About 241,200 openings for heavy and tractor-trailer truck drivers are projected each year, on average, over the next decade, according to the U.S. Bureau of Labor Statistics. Many of those openings are expected to result from the need to replace workers who retire or transfer to other jobs.
In 2022, the trucking industry employed 3.54 million truck drivers in the United States, a 1.5 percent increase from 2021. The Bureau of Labor Statistics (BLS) projects that employment for heavy and tractor-trailer truck drivers will grow by 4 percent from 2022 to 2032, which is about the same rate as the average for all occupations.
More than 37,500 heavy and tractor-trailer truck drivers were employed in the state as of May 2023, according to BLS figures.
In May 2023, the median annual wage for heavy and tractor-trailer truck drivers in the United States was $54,320, with the highest paid 10 percent earning more than $72,730 and the lowest paid 10 percent earning $30,710. The Iowa mean annual wage for heavy and tractor-trailer truck drivers was $53,470.
Kirkwood Community College announced last year it was ending the “behind-the-wheel” portion of the school’s commercial driver’s license program changing its truck driving program, citing low enrollment numbers over the last five years. The change came months after CRST closed its own driver training program after 10 years.
Republican Iowa U.S. Sen. Chuck Grassley last week announced four Iowa community colleges will receive a total of more than $500,000 in federal grants for their commercial driver's license (CDL) training programs.
Grassley’s office announced the U.S. Department of Transportation plans to award $132,375 to Hawkeye Community College in Waterloo, $131,000 to Western Iowa Tech Community College in Sioux City, $127,400 to Des Moines Area Community College in Ankeny and $119,000 to Iowa Central Community College in Fort Dodge.

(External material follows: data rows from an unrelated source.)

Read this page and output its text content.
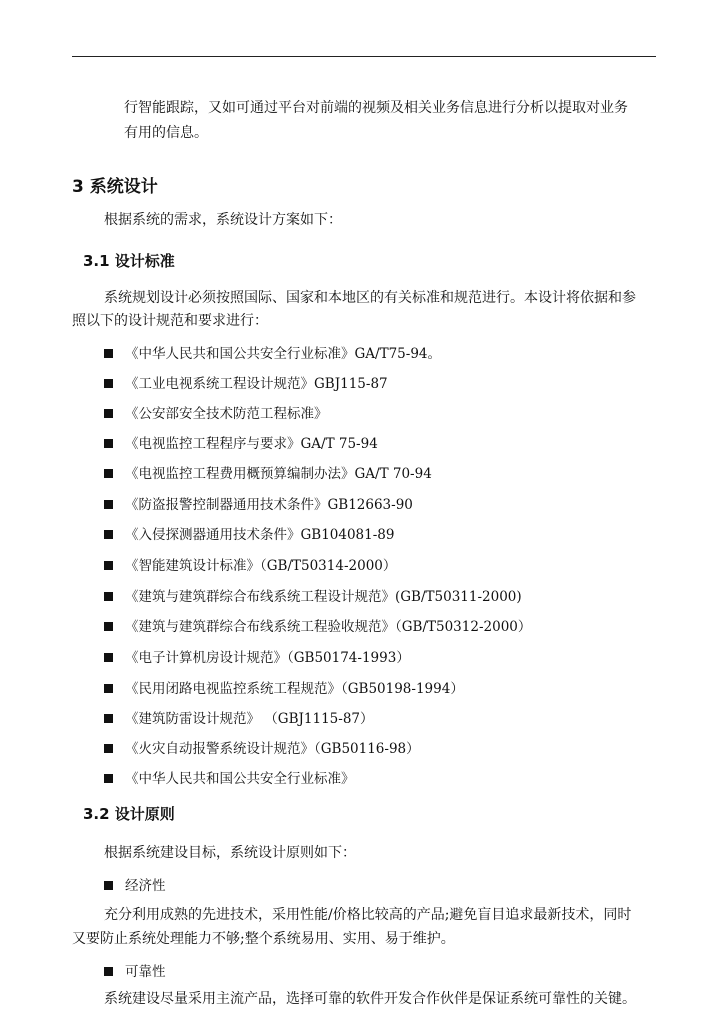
行智能跟踪，又如可通过平台对前端的视频及相关业务信息进行分析以提取对业务
有用的信息。
3 系统设计
根据系统的需求，系统设计方案如下：
3.1 设计标准
系统规划设计必须按照国际、国家和本地区的有关标准和规范进行。本设计将依据和参
照以下的设计规范和要求进行：
《中华人民共和国公共安全行业标准》GA/T75-94。
《工业电视系统工程设计规范》GBJ115-87
《公安部安全技术防范工程标准》
《电视监控工程程序与要求》GA/T 75-94
《电视监控工程费用概预算编制办法》GA/T 70-94
《防盗报警控制器通用技术条件》GB12663-90
《入侵探测器通用技术条件》GB104081-89
《智能建筑设计标准》（GB/T50314-2000）
《建筑与建筑群综合布线系统工程设计规范》(GB/T50311-2000)
《建筑与建筑群综合布线系统工程验收规范》（GB/T50312-2000）
《电子计算机房设计规范》（GB50174-1993）
《民用闭路电视监控系统工程规范》（GB50198-1994）
《建筑防雷设计规范》 （GBJ1115-87）
《火灾自动报警系统设计规范》（GB50116-98）
《中华人民共和国公共安全行业标准》
3.2 设计原则
根据系统建设目标，系统设计原则如下：
经济性
充分利用成熟的先进技术，采用性能/价格比较高的产品;避免盲目追求最新技术，同时
又要防止系统处理能力不够;整个系统易用、实用、易于维护。
可靠性
系统建设尽量采用主流产品，选择可靠的软件开发合作伙伴是保证系统可靠性的关键。
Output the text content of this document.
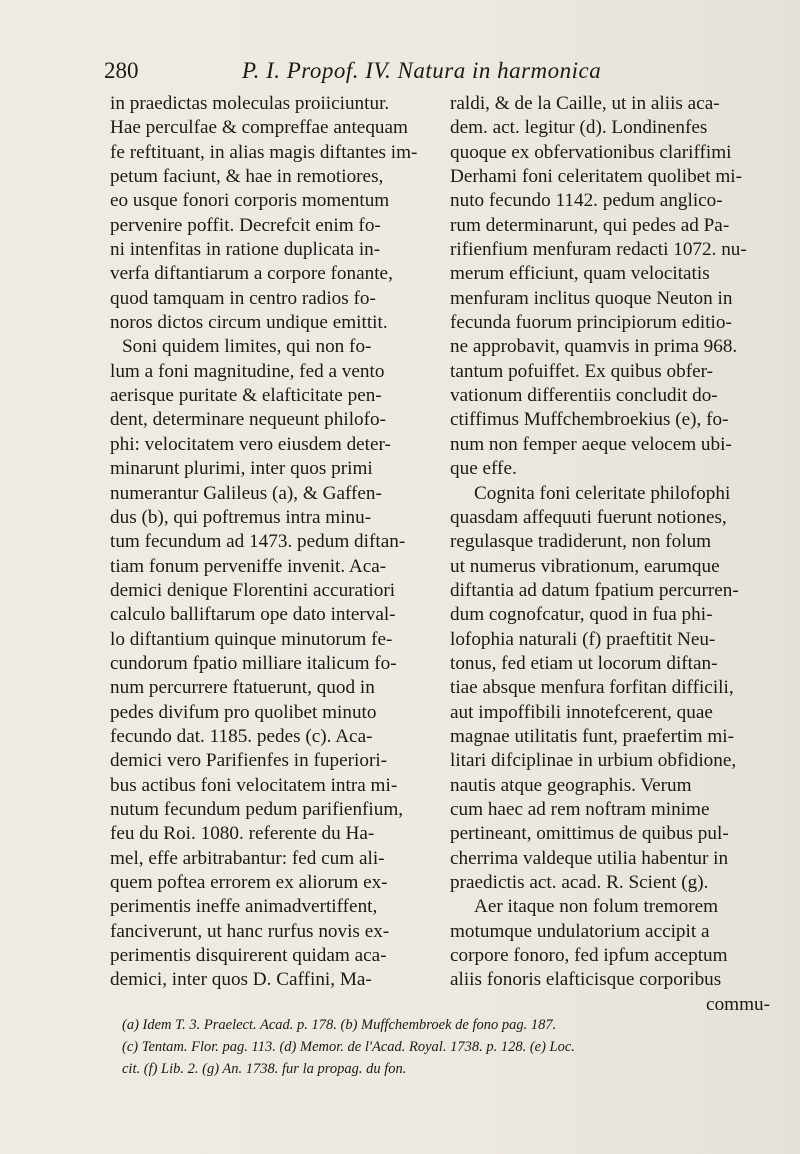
280	P. I. Propof. IV. Natura in harmonica
in praedictas moleculas proiiciuntur.
Hae perculfae & compreffae antequam
fe reftituant, in alias magis diftantes im-
petum faciunt, & hae in remotiores,
eo usque fonori corporis momentum
pervenire poffit. Decrefcit enim fo-
ni intenfitas in ratione duplicata in-
verfa diftantiarum a corpore fonante,
quod tamquam in centro radios fo-
noros dictos circum undique emittit.
Soni quidem limites, qui non fo-
lum a foni magnitudine, fed a vento
aerisque puritate & elafticitate pen-
dent, determinare nequeunt philofo-
phi: velocitatem vero eiusdem deter-
minarunt plurimi, inter quos primi
numerantur Galileus (a), & Gaffen-
dus (b), qui poftremus intra minu-
tum fecundum ad 1473. pedum diftan-
tiam fonum perveniffe invenit. Aca-
demici denique Florentini accuratiori
calculo balliftarum ope dato interval-
lo diftantium quinque minutorum fe-
cundorum fpatio milliare italicum fo-
num percurrere ftatuerunt, quod in
pedes divifum pro quolibet minuto
fecundo dat. 1185. pedes (c). Aca-
demici vero Parifienfes in fuperiori-
bus actibus foni velocitatem intra mi-
nutum fecundum pedum parifienfium,
feu du Roi. 1080. referente du Ha-
mel, effe arbitrabantur: fed cum ali-
quem poftea errorem ex aliorum ex-
perimentis ineffe animadvertiffent,
fanciverunt, ut hanc rurfus novis ex-
perimentis disquirerent quidam aca-
demici, inter quos D. Caffini, Ma-
raldi, & de la Caille, ut in aliis aca-
dem. act. legitur (d). Londinenfes
quoque ex obfervationibus clariffimi
Derhami foni celeritatem quolibet mi-
nuto fecundo 1142. pedum anglico-
rum determinarunt, qui pedes ad Pa-
rifienfium menfuram redacti 1072. nu-
merum efficiunt, quam velocitatis
menfuram inclitus quoque Neuton in
fecunda fuorum principiorum editio-
ne approbavit, quamvis in prima 968.
tantum pofuiffet. Ex quibus obfer-
vationum differentiis concludit do-
ctiffimus Muffchembroekius (e), fo-
num non femper aeque velocem ubi-
que effe.
Cognita foni celeritate philofophi
quasdam affequuti fuerunt notiones,
regulasque tradiderunt, non folum
ut numerus vibrationum, earumque
diftantia ad datum fpatium percurren-
dum cognofcatur, quod in fua phi-
lofophia naturali (f) praeftitit Neu-
tonus, fed etiam ut locorum diftan-
tiae absque menfura forfitan difficili,
aut impoffibili innotefcerent, quae
magnae utilitatis funt, praefertim mi-
litari difciplinae in urbium obfidione,
nautis atque geographis. Verum
cum haec ad rem noftram minime
pertineant, omittimus de quibus pul-
cherrima valdeque utilia habentur in
praedictis act. acad. R. Scient (g).
Aer itaque non folum tremorem
motumque undulatorium accipit a
corpore fonoro, fed ipfum acceptum
aliis fonoris elafticisque corporibus
commu-
(a) Idem T. 3. Praelect. Acad. p. 178. (b) Muffchembroek de fono pag. 187.
(c) Tentam. Flor. pag. 113. (d) Memor. de l'Acad. Royal. 1738. p. 128. (e) Loc.
cit. (f) Lib. 2. (g) An. 1738. fur la propag. du fon.
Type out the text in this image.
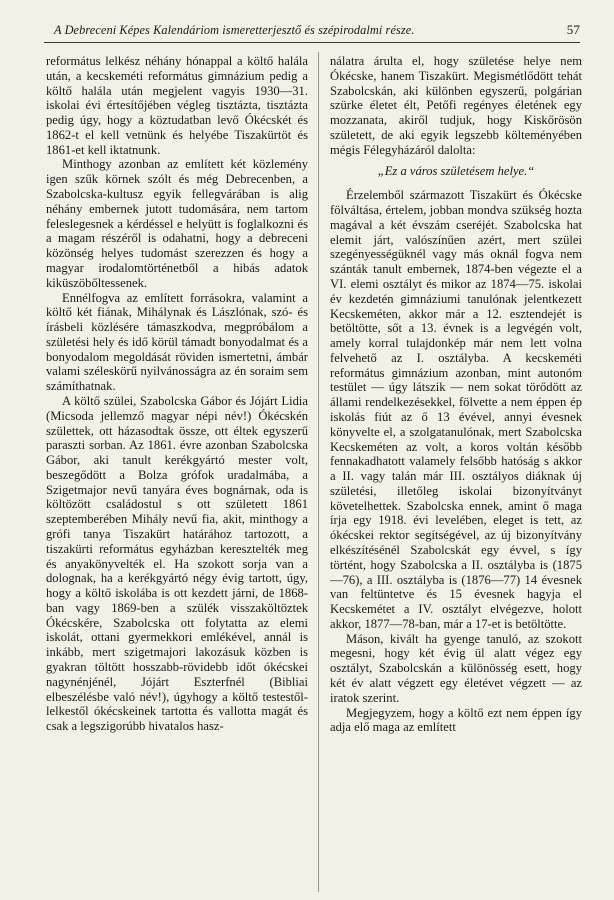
A Debreceni Képes Kalendáriom ismeretterjesztő és szépirodalmi része.	57

református lelkész néhány hónappal a költő halála után, a kecskeméti református gimnázium pedig a költő halála után megjelent vagyis 1930—31. iskolai évi értesítőjében végleg tisztázta, tisztázta pedig úgy, hogy a köztudatban levő Ókécskét és 1862-t el kell vetnünk és helyébe Tiszakürtöt és 1861-et kell iktatnunk.

Minthogy azonban az említett két közlemény igen szűk körnek szólt és még Debrecenben, a Szabolcska-kultusz egyik fellegvárában is alig néhány embernek jutott tudomására, nem tartom feleslegesnek a kérdéssel e helyütt is foglalkozni és a magam részéről is odahatni, hogy a debreceni közönség helyes tudomást szerezzen és hogy a magyar irodalomtörténetből a hibás adatok kiküszöbőltessenek.

Ennélfogva az említett forrásokra, valamint a költő két fiának, Mihálynak és Lászlónak, szó- és írásbeli közlésére támaszkodva, megpróbálom a születési hely és idő körül támadt bonyodalmat és a bonyodalom megoldását röviden ismertetni, ámbár valami széleskörű nyilvánosságra az én soraim sem számíthatnak.

A költő szülei, Szabolcska Gábor és Jójárt Lidia (Micsoda jellemző magyar népi név!) Ókécskén születtek, ott házasodtak össze, ott éltek egyszerű paraszti sorban. Az 1861. évre azonban Szabolcska Gábor, aki tanult kerékgyártó mester volt, beszegődött a Bolza grófok uradalmába, a Szigetmajor nevű tanyára éves bognárnak, oda is költözött családostul s ott született 1861 szeptemberében Mihály nevű fia, akit, minthogy a grófi tanya Tiszakürt határához tartozott, a tiszakürti református egyházban keresztelték meg és anyakönyvelték el. Ha szokott sorja van a dolognak, ha a kerékgyártó négy évig tartott, úgy, hogy a költő iskolába is ott kezdett járni, de 1868-ban vagy 1869-ben a szülék visszaköltöztek Ókécskére, Szabolcska ott folytatta az elemi iskolát, ottani gyermekkori emlékével, annál is inkább, mert szigetmajori lakozásuk közben is gyakran töltött hosszabb-rövidebb időt ókécskei nagynénjénél, Jójárt Eszterfnél (Bibliai elbeszélésbe való név!), úgyhogy a költő testestől-lelkestől ókécskeinek tartotta és vallotta magát és csak a legszigorúbb hivatalos hasz-

nálatra árulta el, hogy születése helye nem Ókécske, hanem Tiszakürt. Megismétlődött tehát Szabolcskán, aki különben egyszerű, polgárian szürke életet élt, Petőfi regényes életének egy mozzanata, akiről tudjuk, hogy Kiskőrösön született, de aki egyik legszebb költeményében mégis Félegyházáról dalolta:

„Ez a város születésem helye.“

Érzelemből származott Tiszakürt és Ókécske fölváltása, értelem, jobban mondva szükség hozta magával a két évszám cseréjét. Szabolcska hat elemit járt, valószínűen azért, mert szülei szegényességüknél vagy más oknál fogva nem szánták tanult embernek, 1874-ben végezte el a VI. elemi osztályt és mikor az 1874—75. iskolai év kezdetén gimnáziumi tanulónak jelentkezett Kecskeméten, akkor már a 12. esztendejét is betöltötte, sőt a 13. évnek is a legvégén volt, amely korral tulajdonkép már nem lett volna felvehető az I. osztályba. A kecskeméti református gimnázium azonban, mint autonóm testület — úgy látszik — nem sokat törődött az állami rendelkezésekkel, fölvette a nem éppen ép iskolás fiút az ő 13 évével, annyi évesnek könyvelte el, a szolgatanulónak, mert Szabolcska Kecskeméten az volt, a koros voltán később fennakadhatott valamely felsőbb hatóság s akkor a II. vagy talán már III. osztályos diáknak új születési, illetőleg iskolai bizonyítványt követelhettek. Szabolcska ennek, amint ő maga írja egy 1918. évi levelében, eleget is tett, az ókécskei rektor segítségével, az új bizonyítvány elkészítésénél Szabolcskát egy évvel, s így történt, hogy Szabolcska a II. osztályba is (1875—76), a III. osztályba is (1876—77) 14 évesnek van feltüntetve és 15 évesnek hagyja el Kecskemétet a IV. osztályt elvégezve, holott akkor, 1877—78-ban, már a 17-et is betöltötte.

Máson, kivált ha gyenge tanuló, az szokott megesni, hogy két évig ül alatt végez egy osztályt, Szabolcskán a különösség esett, hogy két év alatt végzett egy életévet végzett — az iratok szerint.

Megjegyzem, hogy a költő ezt nem éppen így adja elő maga az említett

“Improving pathways for eligible individuals to secure commercial driver’s licenses is a simple way we can boost the economy,” Grassley said in a statement. “These resources will unlock good-paying jobs, address labor shortages in the trucking industry and streamline supply chain operations.”
On the heels of the COVID-19 pandemic, Grassley and fellow Iowa GOP U.S. Sen. Joni Ernst sought to bolster Iowa’s trucking workforce by urging the Federal Motor Carrier Safety Administration to allow individuals aged 18 or older to qualify for commercial driver’s licenses.
“Our nation’s commerce hinges on interstate trucking, but the age of entry for this profession blocks the youngest members of our workforce from the career field,” the senators wrote in 2021 to FMCSA Deputy Administrator Meera Joshi. “… Those seeking an alternative pathway to an expensive four-year degree may find the three-year gap between high school graduation and the eligible age for interstate trucking inhibitive. It should be our policy to aid and encourage these capable workers.”
Grassley was also one of just 19 Republican U.S. senators and the only Republican in Iowa’s congressional delegation to vote for the bipartisan infrastructure law to enhance Iowa’s roads and bridges.
“Modern infrastructure and robust trucking fleets, together, will aid efforts to efficiently move Iowa’s manufacturing and agricultural products to market,” Grassley’s office said in a statement.